Germany introduced draft legislation yesterday that would allow it to contribute to Europe’s latest efforts to deal with the region’s debt crisis.
Finance Minister Wolfgang Schaeuble, presenting the bills in parliament, attacked critics of the plan as “professional scarers” who had unsettled financial markets.
The package of legislation follows the agreement among European nations to create the European Stability Mechanism (ESM), a permanent rescue fund worth 500 million euros ($667 billion).
In the addition, the legislation seeks to implement the so-called fiscal compact treaty to enforce budget discipline.

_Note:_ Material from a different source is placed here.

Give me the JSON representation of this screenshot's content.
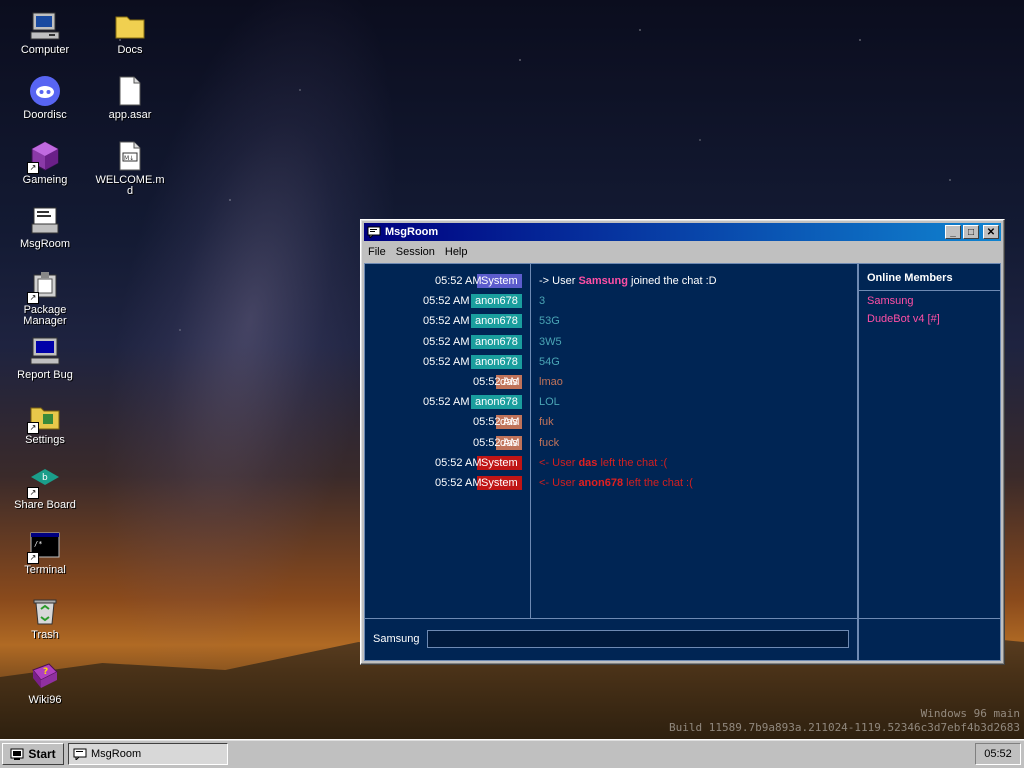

The leaders of 25 of the 27 European Union members, including Germany, have agreed to the pact.
Schaeuble said the bills, which have the support of all major political parties, were a “further building block towards overcoming the crisis of confidence” in the 17-member euro zone.

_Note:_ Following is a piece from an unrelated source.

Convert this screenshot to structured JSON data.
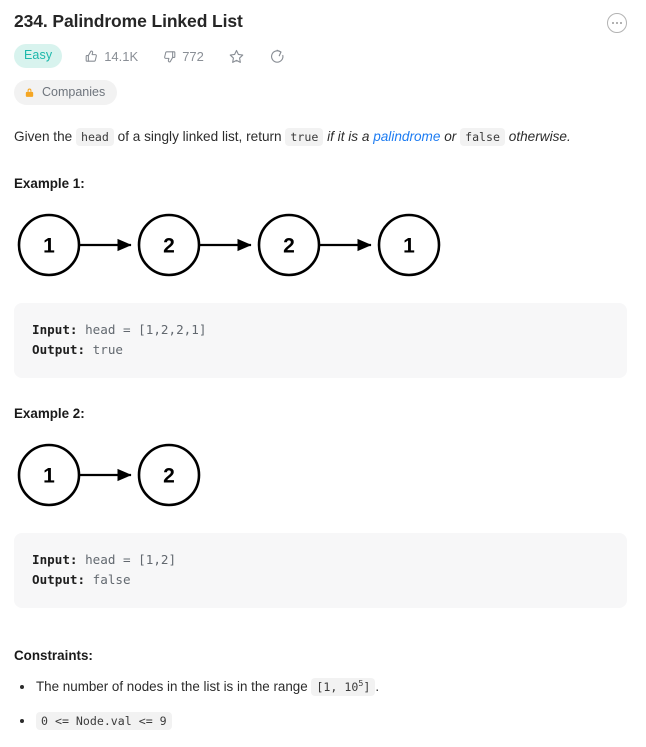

With Chancellor Angela Merkel listening from the front bench, Schaeuble assailed critics of the second euro zone bailout for Greece that was agreed this month.
“There were many lobbyists from the finance sector who said this was dangerous and this rescheduling would not work,” he said referring to critics of Europe’s moves to throw Athens a financial lifeline to head off bankruptcy.
“It did work... The professional lobbyists and scarers are not always right. We made the right decisions.” Schaeuble confirmed that he would be proposing to fellow euro finance ministers at a meeting today in the Danish capital Copenhagen that ESM cover and past aid from the current temporary fund, the European Financial Stability Facility (EFSF) should run in parallel for sometime.
The government’s plan for the ESM was also agreed to this week by the leaders of Germany’s main political parties.
Germany has been under pressure from leading international organisations and its partners in the 17-member euro zone to substantially expand the euro rescue mechanism to head of the threat of the debt crisis engulfing other euro states, such as Spain and Italy.
The Paris-based OECD this week proposed that the so-called firewall for the euro zone should be bolstered to 1 trillion euros.
But said Schaeuble: “We propose that the 500 billion lending volume of the ESM should not be reduced by subtracting from it the aid payments for Ireland, Portugal and Greece under the previous programme, but rather that we should have this as additional aid volume on top,” Berlin’s concession on the issue means that the safety net will have a volume of up to 700 billion euros for a limited period.